Ukraine has not undertaken any large-scale offensives since the successful Kharkiv counteroffensive in September and the liberation of Kherson in November. The frontline has largely remained static in recent months. Bombardments on critical infrastructure by Russiandrones have seen an increase as a percentage of total damages as a result.
Fierce clashes continue in the frontline city of Bakhmut where Ukrainian defenders have been pushing back assaults by the Russian army and Wagner Group mercenaries. The now months-long Russian offensive has been losing pace according to the latest intelligence update by the UK’s Ministry of Defence.l, which said on March 22 that: “There is a realistic possibility that the Russian assault on the town is losing the limited momentum it had obtained, partially because some Russian MoD units have been reallocated to other sectors.”
The situation is likely to change in spring as Western partners foresee a window of opportunity for another major Ukrainian offensive.
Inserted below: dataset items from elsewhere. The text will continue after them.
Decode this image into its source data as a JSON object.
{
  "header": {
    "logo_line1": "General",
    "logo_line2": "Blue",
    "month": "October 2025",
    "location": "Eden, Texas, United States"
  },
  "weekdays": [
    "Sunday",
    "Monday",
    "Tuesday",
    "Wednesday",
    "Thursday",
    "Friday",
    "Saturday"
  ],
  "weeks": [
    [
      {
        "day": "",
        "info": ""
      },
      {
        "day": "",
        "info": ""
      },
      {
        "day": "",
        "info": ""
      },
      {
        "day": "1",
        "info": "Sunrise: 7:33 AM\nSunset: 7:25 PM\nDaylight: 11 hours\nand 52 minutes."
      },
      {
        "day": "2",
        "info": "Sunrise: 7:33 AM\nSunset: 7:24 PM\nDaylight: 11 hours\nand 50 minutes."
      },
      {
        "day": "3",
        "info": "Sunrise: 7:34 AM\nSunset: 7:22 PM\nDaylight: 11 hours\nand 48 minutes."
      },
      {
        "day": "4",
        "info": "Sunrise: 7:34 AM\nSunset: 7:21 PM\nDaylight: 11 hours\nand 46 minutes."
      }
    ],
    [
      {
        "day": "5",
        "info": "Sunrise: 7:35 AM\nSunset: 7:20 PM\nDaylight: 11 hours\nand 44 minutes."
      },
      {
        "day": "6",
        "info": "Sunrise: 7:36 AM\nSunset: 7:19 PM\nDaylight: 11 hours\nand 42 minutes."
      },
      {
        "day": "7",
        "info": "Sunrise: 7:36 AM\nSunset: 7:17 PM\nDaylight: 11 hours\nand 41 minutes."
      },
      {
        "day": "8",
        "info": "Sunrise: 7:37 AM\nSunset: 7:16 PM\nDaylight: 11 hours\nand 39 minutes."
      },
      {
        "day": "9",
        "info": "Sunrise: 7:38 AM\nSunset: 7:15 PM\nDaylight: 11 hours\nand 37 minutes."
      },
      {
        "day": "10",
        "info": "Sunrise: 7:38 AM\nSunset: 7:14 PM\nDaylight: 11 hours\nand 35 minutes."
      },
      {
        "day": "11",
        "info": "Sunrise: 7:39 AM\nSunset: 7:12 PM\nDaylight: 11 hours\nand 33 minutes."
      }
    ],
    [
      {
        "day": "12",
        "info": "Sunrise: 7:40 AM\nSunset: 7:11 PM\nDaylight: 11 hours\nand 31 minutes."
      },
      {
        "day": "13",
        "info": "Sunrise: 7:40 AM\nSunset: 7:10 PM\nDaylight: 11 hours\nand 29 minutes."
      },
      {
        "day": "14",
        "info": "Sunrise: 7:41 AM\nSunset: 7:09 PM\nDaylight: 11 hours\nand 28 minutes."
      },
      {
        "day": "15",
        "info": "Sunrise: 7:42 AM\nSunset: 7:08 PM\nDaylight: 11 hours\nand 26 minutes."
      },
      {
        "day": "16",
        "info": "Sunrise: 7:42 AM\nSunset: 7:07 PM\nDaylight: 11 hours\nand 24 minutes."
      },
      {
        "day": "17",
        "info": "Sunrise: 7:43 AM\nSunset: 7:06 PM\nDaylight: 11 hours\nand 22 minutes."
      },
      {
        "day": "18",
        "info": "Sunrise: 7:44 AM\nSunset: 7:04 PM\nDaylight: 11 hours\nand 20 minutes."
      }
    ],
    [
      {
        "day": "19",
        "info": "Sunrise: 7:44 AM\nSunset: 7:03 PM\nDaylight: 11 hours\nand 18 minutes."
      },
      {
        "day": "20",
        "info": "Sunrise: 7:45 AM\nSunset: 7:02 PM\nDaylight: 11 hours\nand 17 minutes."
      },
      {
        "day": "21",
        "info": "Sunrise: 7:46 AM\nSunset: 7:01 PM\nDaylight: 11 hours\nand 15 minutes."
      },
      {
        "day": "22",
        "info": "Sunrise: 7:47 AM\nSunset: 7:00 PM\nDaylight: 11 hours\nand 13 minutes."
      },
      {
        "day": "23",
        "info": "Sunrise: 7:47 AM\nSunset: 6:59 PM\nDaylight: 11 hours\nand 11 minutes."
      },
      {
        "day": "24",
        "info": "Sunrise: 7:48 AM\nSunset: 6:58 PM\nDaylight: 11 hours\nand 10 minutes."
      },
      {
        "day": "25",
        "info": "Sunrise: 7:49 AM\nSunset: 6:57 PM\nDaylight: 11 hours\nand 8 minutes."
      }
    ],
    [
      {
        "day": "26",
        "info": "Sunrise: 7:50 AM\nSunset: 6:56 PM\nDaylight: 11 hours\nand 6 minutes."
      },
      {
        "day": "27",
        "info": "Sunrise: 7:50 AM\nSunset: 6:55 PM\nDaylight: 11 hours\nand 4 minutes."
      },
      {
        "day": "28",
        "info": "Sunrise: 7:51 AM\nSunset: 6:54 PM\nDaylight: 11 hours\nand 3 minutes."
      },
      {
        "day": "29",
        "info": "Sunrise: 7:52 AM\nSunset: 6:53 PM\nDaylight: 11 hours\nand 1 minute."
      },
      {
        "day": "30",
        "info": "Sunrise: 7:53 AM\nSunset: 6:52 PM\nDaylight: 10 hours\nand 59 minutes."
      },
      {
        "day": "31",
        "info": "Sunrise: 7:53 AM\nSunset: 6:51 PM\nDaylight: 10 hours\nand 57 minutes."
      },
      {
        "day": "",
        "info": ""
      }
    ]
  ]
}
Support from international partners has been invaluable in limiting damages and meeting the country’s financial needs. The report was released as Ukraine received 1.5 billion euro in aid from the EU’s Macro-financial Assistance (MFA) Plus package for macroeconomic stability and restoration.
In January 2023, in line with the July 2022 Lugano Declaration for the Reconstruction of Ukraine, the EU launched a Multi-agency Donor Coordination Platform. Its goals are to facilitate coordination between international donors in order to support Ukraine’s repair, recovery, and reconstruction process.
The International Monetary Fund meanwhile announced onMarch 22 a four-year financing programme worth 15.6 billion dollars – the largest in history for a country at war.
“The overarching goals of the authorities’ program are to sustain economic and financial stability in circumstances of exceptionally high uncertainty, restore debt sustainability, and support Ukraine’s recovery on the path toward EU accession in the post-war period,” said IMF official Gavin Gray.
The IMF wants international partners to play a major role in rebuilding Ukraine and hopes the latest plan will bolster long-term commitment.
In order the to make use of this increase in financial availability, the report outlines recommendations for the Ukrainian government. Scaling up institutional capacity and developing common systems and processes will ease the reconstruction process. The country will have to develop private and public financing strategies for different sectors and long-term planning will be crucial in the coming years.